Die Halle bebt. Nicht umsonst lässt Sabrina Setlur die beiden nur für dieses eine Lied mit auf die Bühne. Denn bei dem Auftritt der beiden kann jeder merken, dass die Fans ihre HipHop-Prinzessin Sabrina zwar verehren und bewundern. Dass ihnen etwas mehr Ursprünglichkeit und Kampf und Gewalt aber doch lieber wären.
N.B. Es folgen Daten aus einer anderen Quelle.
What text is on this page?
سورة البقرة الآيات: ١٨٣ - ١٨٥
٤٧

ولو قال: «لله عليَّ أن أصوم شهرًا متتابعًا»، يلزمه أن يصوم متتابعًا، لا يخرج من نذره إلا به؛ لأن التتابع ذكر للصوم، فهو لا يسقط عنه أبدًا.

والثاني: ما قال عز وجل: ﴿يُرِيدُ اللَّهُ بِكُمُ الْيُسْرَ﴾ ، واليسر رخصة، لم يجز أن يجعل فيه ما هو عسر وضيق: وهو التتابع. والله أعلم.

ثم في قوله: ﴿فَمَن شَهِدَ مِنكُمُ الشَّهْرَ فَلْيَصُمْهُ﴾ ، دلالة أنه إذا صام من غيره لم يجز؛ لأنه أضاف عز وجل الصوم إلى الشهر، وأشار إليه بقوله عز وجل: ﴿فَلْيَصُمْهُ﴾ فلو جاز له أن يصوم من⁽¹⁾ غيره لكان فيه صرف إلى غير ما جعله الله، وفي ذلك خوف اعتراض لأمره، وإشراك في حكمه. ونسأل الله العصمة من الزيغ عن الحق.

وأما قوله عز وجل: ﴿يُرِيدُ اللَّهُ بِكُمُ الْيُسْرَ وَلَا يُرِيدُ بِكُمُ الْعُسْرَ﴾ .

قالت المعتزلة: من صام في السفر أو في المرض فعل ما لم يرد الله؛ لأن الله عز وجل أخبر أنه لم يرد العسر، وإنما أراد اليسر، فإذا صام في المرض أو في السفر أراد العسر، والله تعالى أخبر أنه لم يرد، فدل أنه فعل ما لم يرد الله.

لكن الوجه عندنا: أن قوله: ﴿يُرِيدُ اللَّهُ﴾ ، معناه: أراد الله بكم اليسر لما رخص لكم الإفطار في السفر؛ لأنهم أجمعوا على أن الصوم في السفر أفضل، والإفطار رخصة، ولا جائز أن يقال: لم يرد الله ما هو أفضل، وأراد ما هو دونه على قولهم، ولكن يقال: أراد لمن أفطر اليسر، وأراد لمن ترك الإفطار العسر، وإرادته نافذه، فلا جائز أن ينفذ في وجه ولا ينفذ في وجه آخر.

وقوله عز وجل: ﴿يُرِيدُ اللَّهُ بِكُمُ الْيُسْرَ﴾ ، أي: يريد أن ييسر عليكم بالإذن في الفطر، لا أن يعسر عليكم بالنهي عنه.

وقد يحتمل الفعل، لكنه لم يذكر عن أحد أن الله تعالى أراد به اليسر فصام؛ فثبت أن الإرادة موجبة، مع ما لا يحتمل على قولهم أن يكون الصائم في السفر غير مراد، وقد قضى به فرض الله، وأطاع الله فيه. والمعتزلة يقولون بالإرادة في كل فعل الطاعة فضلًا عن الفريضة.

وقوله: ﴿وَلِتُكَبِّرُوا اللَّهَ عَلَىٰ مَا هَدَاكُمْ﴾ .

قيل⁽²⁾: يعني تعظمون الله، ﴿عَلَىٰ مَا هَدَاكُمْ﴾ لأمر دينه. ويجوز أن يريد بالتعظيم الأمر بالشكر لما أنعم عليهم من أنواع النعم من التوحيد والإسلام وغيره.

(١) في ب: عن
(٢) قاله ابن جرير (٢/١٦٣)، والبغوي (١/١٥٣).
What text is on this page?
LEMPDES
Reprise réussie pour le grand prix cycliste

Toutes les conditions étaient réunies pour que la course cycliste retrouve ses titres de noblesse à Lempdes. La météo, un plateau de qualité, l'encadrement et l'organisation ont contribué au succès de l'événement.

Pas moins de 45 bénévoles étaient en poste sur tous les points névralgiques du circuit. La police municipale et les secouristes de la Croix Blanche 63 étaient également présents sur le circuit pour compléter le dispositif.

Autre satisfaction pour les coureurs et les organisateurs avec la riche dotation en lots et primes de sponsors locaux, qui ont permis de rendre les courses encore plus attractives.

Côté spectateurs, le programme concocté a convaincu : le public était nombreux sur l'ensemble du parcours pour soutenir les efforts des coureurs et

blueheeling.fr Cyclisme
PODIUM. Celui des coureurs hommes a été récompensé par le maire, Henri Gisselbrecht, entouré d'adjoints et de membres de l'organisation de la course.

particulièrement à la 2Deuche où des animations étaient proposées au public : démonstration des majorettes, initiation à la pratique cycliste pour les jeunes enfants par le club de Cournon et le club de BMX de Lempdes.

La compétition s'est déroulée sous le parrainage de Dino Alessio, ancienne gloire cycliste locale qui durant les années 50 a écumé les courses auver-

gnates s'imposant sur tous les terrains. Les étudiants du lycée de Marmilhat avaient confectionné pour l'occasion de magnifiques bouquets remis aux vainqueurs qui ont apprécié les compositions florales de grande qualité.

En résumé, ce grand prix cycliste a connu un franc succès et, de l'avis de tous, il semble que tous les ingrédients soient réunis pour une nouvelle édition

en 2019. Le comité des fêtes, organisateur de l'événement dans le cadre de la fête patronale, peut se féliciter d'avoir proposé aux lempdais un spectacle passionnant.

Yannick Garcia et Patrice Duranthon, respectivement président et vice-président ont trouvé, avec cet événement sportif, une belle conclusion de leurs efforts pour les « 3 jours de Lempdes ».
Setlur ist entrückt, unnahbar. Staatsmännisch und fern. Prinzessin Setlur, untouchable Sabrina, kommende Königin des HipHop-Imperiums 3p. Alles eine Frage des Glaubens. Wer nicht an sie glaubt, alles nur eine schlaue Inszenierung nennt, ist ihr Feind und glaubt an gar nichts. Medienmenschen, Kritiker, ihre Lieblingsfeinde. Über die hat sie ein Lied geschrieben: „Seid ihr die feinde die mich hassen verachten und auf tücke bauen / den traum in stücke hauen ihn klauen vor lauter neid / ihr wollt sein was ich bin doch bleibt für immer was ihr seid / nix als diebe voller neid die immer unten stehen und an nix glauben.“ Schon gut, schon gut. Prinzessin Sabrina. Wir glauben dir. Wir glauben an dich. Mal sehen, wie lange die Fans noch glauben.